Qualcuno ha parlato dietro di me, mi giro e vedo lei, ancora lei che si è alzata da terra e mi guarda sorridendo. Adesso mi ricordo di questa ragazza, in treno spesso si siede vicino a me e si mette a leggere, non l’avevo mai notata veramente prima di questo momento, ero sempre perso nei miei pensieri con la musica negli orecchi. È bellissima, intorno a me ogni individuo comincia ad applaudire, lei mi prende le mani e dice:

<<Non so chi sei e non chiedermi perché, ma dalla prima volta che ti ho visto ho desiderato vedere un sorriso su quella faccia triste.>>

<<È stato bellissimo e ti ringrazio per questo. Ma adesso devo andare, mi dispiace se il massimo che ho potuto offrirti è stato il mio sorriso che sicuramente non ha ripagato il tuo sforzo.>> queste parole sono piene di malinconia mentre escono dalla mia bocca.

Le volto le spalle senza dire una parola in più e mentre lo faccio la sento esclamare:

<<Quel sorriso vale molto di più.
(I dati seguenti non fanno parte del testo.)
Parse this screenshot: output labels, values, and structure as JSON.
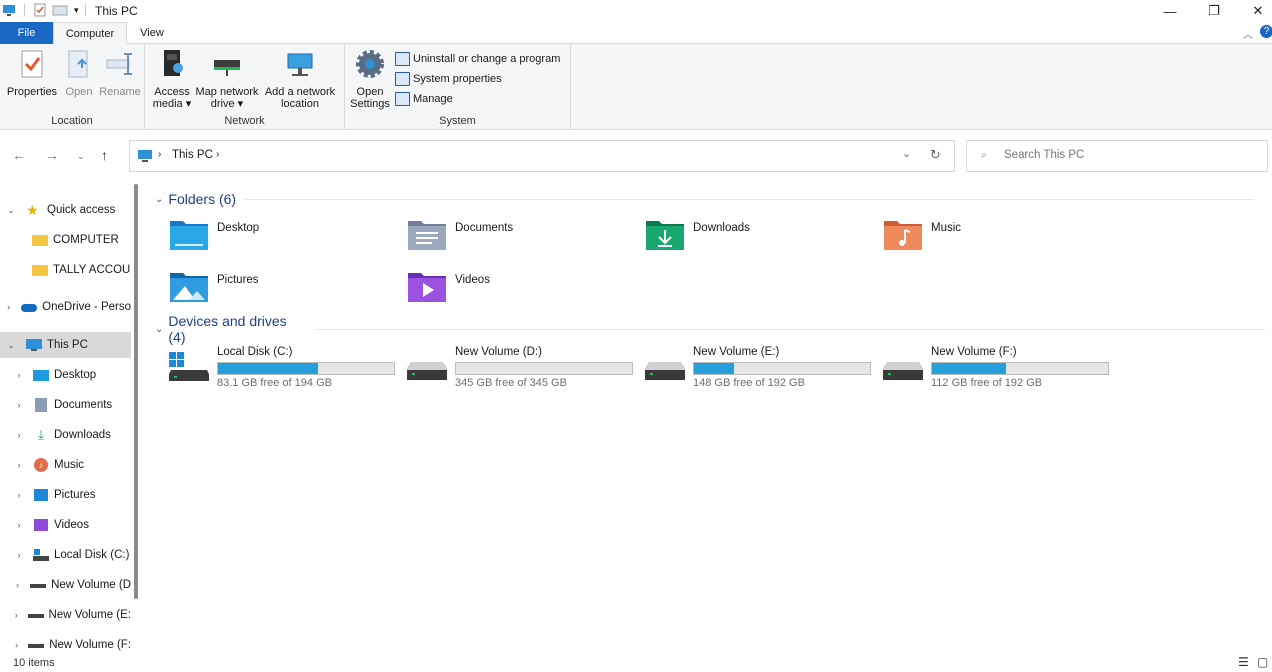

C’è un’altra cosa che vorrei tu facessi per me, potresti invitarmi a cena una sera, anzi pretendo il tuo invito adesso.>>

Disorientato e confuso mi fermo a pensare a quello che devo fare, a un tratto sento un suono, è una campana, un secondo rintocco, un terzo mentre l’oscurità mi avvolge, cosa sta succedendo? Apro gli occhi di nuovo, sono molto stanco, uno strano sapore sulla lingua, immagino sia dovuto alla solita cattiva digestione, mi sveglio nel mio letto completamente solo. Mi alzo a fatica e non ne capisco la ragione, vedo una foto con una ragazza, è la stessa del sogno, ci sono anche io nella foto sembriamo entrambi così felici. Mi dirigo verso il bagno e lascio scorrere l’acqua per farla riscaldare, mi guardo allo specchio e il terrore si impossessa di me. Sono vecchio, ottanta forse novant’anni, sono sconvolto e comincio a vagare per la casa in preda al panico, deve esserci una spiegazione per quello che sta succedendo. Odore di caffè che proviene dalla cucina, c’è qualcuno, entro e vedo una donna giovane che si prepara la colazione, non la conosco.

<<Finalmente si è svegliato! Tardi come al solito eh? Si sieda che ho preparato la colazione, stavo giusto per venire a svegliarla.>> dice senza prestarmi attenzione.

<<Chi sei e cosa vuoi da me?>>

<<Santo cielo! Ci risiamo. Tre volte in una settimana, ha bisogno di cure signore. Anche oggi pensa di essere il se stesso di sessant’anni fa? Comunque mi ripresento, io sono Maria la persona che si prende cura di lei ormai da quasi un anno.>> è molto divertita mentre cerca di spiegarmi la situazione.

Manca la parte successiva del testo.